Negotiate programme governance upfront. Understand exactly which compliance decisions require sponsor bank approval, what SLAs apply to policy changes, and what happens if the sponsor bank exits the market. Lock these terms into the contract.
Plan for KYC friction at launch. First-time embedded finance users will encounter identity verification steps they don't expect. Design onboarding flows that contextualise why verification is required and offer fallback options for users who fail automated checks.
For Developers
Treat the BaaS API as a regulated dependency. Unlike a typical SaaS API, changes to BaaS endpoints may be driven by regulatory requirements with short notice periods. Build abstraction layers that let you swap provider-specific calls without refactoring business logic.
Implement idempotency everywhere. Payment and account APIs must be called idempotently. Duplicate transactions caused by retry logic or network timeouts can trigger compliance flags and are operationally complex to reverse.

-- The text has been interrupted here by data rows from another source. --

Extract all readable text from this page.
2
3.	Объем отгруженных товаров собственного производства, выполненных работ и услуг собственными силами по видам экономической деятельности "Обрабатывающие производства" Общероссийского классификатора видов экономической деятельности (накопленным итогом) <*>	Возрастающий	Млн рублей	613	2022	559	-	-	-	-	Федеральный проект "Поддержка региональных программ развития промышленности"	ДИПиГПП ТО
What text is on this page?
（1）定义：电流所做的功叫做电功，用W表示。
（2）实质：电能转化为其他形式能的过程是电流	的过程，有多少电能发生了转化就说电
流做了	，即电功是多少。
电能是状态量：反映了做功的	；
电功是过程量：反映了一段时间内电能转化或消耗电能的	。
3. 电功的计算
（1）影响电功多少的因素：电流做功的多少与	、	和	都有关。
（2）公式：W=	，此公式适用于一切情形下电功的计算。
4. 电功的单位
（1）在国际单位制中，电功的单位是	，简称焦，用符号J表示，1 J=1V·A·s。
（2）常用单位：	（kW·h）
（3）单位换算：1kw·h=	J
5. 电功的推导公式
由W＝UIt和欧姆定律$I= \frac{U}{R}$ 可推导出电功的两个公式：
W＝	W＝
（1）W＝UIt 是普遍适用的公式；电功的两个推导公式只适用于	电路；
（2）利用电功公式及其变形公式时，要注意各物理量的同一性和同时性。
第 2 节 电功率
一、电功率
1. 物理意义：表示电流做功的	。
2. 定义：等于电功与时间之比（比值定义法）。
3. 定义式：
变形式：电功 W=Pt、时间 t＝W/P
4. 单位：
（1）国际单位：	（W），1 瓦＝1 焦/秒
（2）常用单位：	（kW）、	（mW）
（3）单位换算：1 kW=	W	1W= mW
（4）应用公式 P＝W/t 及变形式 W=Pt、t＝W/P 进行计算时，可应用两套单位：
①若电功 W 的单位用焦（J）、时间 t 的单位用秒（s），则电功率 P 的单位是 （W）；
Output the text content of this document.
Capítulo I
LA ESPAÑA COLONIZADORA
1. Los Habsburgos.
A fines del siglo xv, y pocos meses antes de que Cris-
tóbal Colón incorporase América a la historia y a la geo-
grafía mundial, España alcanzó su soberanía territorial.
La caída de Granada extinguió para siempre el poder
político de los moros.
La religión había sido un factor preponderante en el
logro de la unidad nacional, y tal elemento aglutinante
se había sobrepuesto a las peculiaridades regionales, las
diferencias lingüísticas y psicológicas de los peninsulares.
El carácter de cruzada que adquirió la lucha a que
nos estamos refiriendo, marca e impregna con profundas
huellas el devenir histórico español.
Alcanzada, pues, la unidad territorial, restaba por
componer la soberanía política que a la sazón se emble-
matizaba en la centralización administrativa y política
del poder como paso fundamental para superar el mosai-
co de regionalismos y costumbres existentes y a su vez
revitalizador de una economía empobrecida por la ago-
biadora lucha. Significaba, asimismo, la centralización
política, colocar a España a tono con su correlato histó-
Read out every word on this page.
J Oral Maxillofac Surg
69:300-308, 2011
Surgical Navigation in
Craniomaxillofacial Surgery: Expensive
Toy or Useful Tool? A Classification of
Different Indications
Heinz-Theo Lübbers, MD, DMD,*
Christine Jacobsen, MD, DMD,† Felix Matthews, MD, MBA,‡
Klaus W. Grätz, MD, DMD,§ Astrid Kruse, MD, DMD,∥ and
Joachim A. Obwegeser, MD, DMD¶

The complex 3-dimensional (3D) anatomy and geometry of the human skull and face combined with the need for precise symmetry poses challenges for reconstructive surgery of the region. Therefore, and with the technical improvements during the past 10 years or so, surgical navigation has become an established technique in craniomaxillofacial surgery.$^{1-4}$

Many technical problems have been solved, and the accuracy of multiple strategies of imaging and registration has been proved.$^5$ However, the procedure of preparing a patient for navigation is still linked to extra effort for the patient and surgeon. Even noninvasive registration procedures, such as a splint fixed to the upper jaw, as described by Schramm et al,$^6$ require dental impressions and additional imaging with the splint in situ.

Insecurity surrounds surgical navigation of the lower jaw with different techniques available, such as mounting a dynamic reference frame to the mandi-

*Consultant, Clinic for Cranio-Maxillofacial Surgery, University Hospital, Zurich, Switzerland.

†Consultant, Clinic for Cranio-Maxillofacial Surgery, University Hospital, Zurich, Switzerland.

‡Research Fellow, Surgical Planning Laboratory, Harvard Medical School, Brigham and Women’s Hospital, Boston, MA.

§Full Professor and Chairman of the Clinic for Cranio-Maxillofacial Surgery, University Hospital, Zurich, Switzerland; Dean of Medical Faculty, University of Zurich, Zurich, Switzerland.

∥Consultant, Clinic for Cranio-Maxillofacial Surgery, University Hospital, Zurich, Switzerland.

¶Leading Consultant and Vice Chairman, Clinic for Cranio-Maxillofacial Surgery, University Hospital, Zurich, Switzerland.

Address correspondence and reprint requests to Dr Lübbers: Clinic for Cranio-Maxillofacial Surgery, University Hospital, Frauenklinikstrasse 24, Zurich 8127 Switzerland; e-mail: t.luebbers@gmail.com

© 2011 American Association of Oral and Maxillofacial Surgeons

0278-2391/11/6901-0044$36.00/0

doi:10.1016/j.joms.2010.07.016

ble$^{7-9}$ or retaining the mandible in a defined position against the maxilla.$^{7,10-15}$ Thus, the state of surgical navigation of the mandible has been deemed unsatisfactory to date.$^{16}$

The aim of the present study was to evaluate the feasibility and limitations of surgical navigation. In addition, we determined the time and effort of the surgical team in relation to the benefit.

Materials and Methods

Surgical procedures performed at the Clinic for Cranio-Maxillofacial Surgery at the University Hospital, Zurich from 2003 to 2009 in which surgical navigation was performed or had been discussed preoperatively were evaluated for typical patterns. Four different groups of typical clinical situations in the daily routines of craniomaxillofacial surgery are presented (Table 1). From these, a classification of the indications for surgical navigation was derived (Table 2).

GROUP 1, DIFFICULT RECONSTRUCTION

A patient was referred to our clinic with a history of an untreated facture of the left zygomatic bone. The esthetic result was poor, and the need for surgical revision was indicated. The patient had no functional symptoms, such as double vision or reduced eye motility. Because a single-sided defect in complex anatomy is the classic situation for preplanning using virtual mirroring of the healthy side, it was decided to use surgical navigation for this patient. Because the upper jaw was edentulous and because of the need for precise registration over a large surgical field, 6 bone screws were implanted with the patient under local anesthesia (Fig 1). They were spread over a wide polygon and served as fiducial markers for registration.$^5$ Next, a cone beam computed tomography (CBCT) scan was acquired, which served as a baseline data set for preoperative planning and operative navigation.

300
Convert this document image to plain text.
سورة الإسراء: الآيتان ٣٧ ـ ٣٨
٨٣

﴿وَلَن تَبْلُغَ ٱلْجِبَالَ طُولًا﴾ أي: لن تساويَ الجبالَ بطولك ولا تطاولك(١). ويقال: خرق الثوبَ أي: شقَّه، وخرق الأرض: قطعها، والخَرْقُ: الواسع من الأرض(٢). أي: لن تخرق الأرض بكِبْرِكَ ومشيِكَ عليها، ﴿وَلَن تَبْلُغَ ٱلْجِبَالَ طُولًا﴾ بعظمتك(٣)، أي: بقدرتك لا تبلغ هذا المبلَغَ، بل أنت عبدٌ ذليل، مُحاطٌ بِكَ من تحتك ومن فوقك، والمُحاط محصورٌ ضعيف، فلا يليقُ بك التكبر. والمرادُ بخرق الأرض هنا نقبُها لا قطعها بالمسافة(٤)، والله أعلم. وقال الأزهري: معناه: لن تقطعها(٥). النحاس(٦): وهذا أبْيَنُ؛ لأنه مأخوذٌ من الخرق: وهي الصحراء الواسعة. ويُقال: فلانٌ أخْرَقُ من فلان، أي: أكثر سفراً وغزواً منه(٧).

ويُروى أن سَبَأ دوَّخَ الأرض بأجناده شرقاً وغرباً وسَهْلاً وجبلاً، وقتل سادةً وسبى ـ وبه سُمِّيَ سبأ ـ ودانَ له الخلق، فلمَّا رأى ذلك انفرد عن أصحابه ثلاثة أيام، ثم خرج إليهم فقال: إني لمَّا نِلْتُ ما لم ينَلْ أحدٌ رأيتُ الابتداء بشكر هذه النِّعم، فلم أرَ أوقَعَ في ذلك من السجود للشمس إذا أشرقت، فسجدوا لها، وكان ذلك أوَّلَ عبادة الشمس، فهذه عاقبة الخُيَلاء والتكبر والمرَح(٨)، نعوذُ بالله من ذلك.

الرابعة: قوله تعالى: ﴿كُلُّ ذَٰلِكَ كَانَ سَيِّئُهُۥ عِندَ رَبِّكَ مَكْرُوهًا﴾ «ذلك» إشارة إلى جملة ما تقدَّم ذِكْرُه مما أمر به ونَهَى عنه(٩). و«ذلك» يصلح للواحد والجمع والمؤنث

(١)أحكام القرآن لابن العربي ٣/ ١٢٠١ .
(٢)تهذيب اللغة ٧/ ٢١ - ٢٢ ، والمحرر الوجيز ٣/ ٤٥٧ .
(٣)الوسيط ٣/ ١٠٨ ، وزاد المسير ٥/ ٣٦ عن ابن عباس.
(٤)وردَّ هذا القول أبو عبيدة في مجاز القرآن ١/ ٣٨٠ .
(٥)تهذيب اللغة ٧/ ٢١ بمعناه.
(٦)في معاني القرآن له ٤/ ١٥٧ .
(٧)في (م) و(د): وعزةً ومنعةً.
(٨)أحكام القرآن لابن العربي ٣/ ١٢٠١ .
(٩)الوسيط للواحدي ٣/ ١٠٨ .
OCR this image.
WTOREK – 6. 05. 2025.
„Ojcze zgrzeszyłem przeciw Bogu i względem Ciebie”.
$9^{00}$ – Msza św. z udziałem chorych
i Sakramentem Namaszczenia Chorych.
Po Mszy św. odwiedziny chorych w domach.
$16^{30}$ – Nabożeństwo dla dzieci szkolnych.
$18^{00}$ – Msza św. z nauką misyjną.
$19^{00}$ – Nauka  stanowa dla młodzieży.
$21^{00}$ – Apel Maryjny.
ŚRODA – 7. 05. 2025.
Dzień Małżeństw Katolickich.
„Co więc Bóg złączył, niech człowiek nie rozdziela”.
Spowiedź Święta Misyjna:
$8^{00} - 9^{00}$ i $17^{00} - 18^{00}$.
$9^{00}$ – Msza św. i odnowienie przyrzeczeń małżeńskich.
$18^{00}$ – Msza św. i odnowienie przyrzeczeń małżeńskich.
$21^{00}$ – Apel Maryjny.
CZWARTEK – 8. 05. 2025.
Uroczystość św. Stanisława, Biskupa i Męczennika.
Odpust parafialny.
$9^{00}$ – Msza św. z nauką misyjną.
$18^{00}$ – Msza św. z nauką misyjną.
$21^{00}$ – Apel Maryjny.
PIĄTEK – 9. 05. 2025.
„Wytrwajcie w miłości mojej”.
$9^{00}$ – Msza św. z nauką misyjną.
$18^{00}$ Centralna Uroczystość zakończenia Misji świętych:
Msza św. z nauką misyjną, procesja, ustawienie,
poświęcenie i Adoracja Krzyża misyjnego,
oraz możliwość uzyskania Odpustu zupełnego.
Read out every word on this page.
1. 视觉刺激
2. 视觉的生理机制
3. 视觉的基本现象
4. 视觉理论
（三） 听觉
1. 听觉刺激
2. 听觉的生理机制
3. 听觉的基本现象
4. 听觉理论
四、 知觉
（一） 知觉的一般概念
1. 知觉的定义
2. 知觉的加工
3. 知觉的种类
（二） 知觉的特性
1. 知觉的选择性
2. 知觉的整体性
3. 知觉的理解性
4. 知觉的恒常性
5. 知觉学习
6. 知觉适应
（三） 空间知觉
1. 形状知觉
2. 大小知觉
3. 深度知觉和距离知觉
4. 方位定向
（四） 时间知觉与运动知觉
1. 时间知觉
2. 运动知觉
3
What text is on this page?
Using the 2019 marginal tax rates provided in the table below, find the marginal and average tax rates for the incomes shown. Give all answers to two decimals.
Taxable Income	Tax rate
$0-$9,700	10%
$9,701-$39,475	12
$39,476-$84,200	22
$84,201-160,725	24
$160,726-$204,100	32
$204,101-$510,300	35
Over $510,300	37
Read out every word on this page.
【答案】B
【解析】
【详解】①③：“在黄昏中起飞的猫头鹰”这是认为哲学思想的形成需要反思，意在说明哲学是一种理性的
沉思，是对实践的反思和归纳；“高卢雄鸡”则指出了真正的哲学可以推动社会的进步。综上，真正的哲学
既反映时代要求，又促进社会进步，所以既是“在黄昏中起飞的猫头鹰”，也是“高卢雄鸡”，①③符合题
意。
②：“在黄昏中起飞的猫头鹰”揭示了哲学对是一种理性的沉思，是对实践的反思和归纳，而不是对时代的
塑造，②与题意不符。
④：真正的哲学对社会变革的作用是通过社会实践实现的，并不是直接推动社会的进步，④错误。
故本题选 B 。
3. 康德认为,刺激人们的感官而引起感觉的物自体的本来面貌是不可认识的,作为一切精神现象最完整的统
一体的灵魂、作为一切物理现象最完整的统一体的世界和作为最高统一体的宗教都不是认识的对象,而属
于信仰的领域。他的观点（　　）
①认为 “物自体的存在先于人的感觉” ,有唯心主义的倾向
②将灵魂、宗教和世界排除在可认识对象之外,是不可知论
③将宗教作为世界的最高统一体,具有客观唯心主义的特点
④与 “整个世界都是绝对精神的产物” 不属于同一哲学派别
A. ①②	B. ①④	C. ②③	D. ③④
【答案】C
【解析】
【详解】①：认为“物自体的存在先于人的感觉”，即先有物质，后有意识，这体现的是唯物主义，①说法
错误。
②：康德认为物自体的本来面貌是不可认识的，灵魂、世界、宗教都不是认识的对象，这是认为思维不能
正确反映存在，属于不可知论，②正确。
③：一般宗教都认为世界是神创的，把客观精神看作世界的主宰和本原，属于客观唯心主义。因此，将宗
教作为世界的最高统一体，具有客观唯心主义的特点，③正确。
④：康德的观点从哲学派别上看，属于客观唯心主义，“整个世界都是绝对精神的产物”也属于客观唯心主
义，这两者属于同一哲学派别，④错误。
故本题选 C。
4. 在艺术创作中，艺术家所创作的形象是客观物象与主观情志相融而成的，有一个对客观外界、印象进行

Log everything with timestamps. Regulators may request transaction logs going back years. Design your data retention strategy before launch, not after. Store raw API request/response payloads in append-only storage with tamper-evident audit trails.
Test the compliance webhooks, not just the happy path. BaaS platforms emit webhooks for KYC outcomes, transaction monitoring alerts, and account freezes. These are critical operational events—test them with the same rigour as payment confirmation webhooks.
Common Mistakes
Underestimating compliance programme overhead. The BaaS provider handles the licence; the client handles KYC/AML execution. Many first-time BaaS clients budget for API integration but not for the compliance operations team, ongoing transaction monitoring, and periodic regulatory reporting that the programme requires.
Treating the sponsor bank as invisible. Customers must be informed they are banking with a regulated institution. Burying this disclosure violates scheme rules and, in most jurisdictions, consumer protection regulations. Prominent disclosure also builds trust—many customers appreciate transparency about who holds their money.
Ignoring concentration risk. Building critical business infrastructure on a single BaaS provider creates existential risk if that provider is acquired, loses its licence, or changes its commercial terms. Architecture decisions should preserve the ability to migrate to a secondary provider within 60–90 days.
Launching without a sanctions screening flow. Transaction monitoring and sanctions list screening are minimum requirements of any BaaS programme. Launching without an automated screening integration—even during beta—exposes both client and sponsor bank to enforcement action.
Misreading interchange economics. Consumer debit interchange in Europe is capped at 0.2% under the Interchange Fee Regulation. Models built on US-style interchange assumptions (often 1.5–2%) will significantly overestimate BaaS revenue in European markets.
Banking as a Service (BaaS) and Tagada
BaaS provides the banking infrastructure layer; payment orchestration determines how money moves across that infrastructure in production. Tagada sits at the orchestration layer—routing transactions, managing provider failover, and normalising settlement data across multiple acquirers and payment methods.
For merchants running hybrid stacks—BaaS for account and card issuance, traditional acquirers for e-commerce—Tagada provides the connective tissue that prevents fragmented reconciliation and blind spots in payment analytics.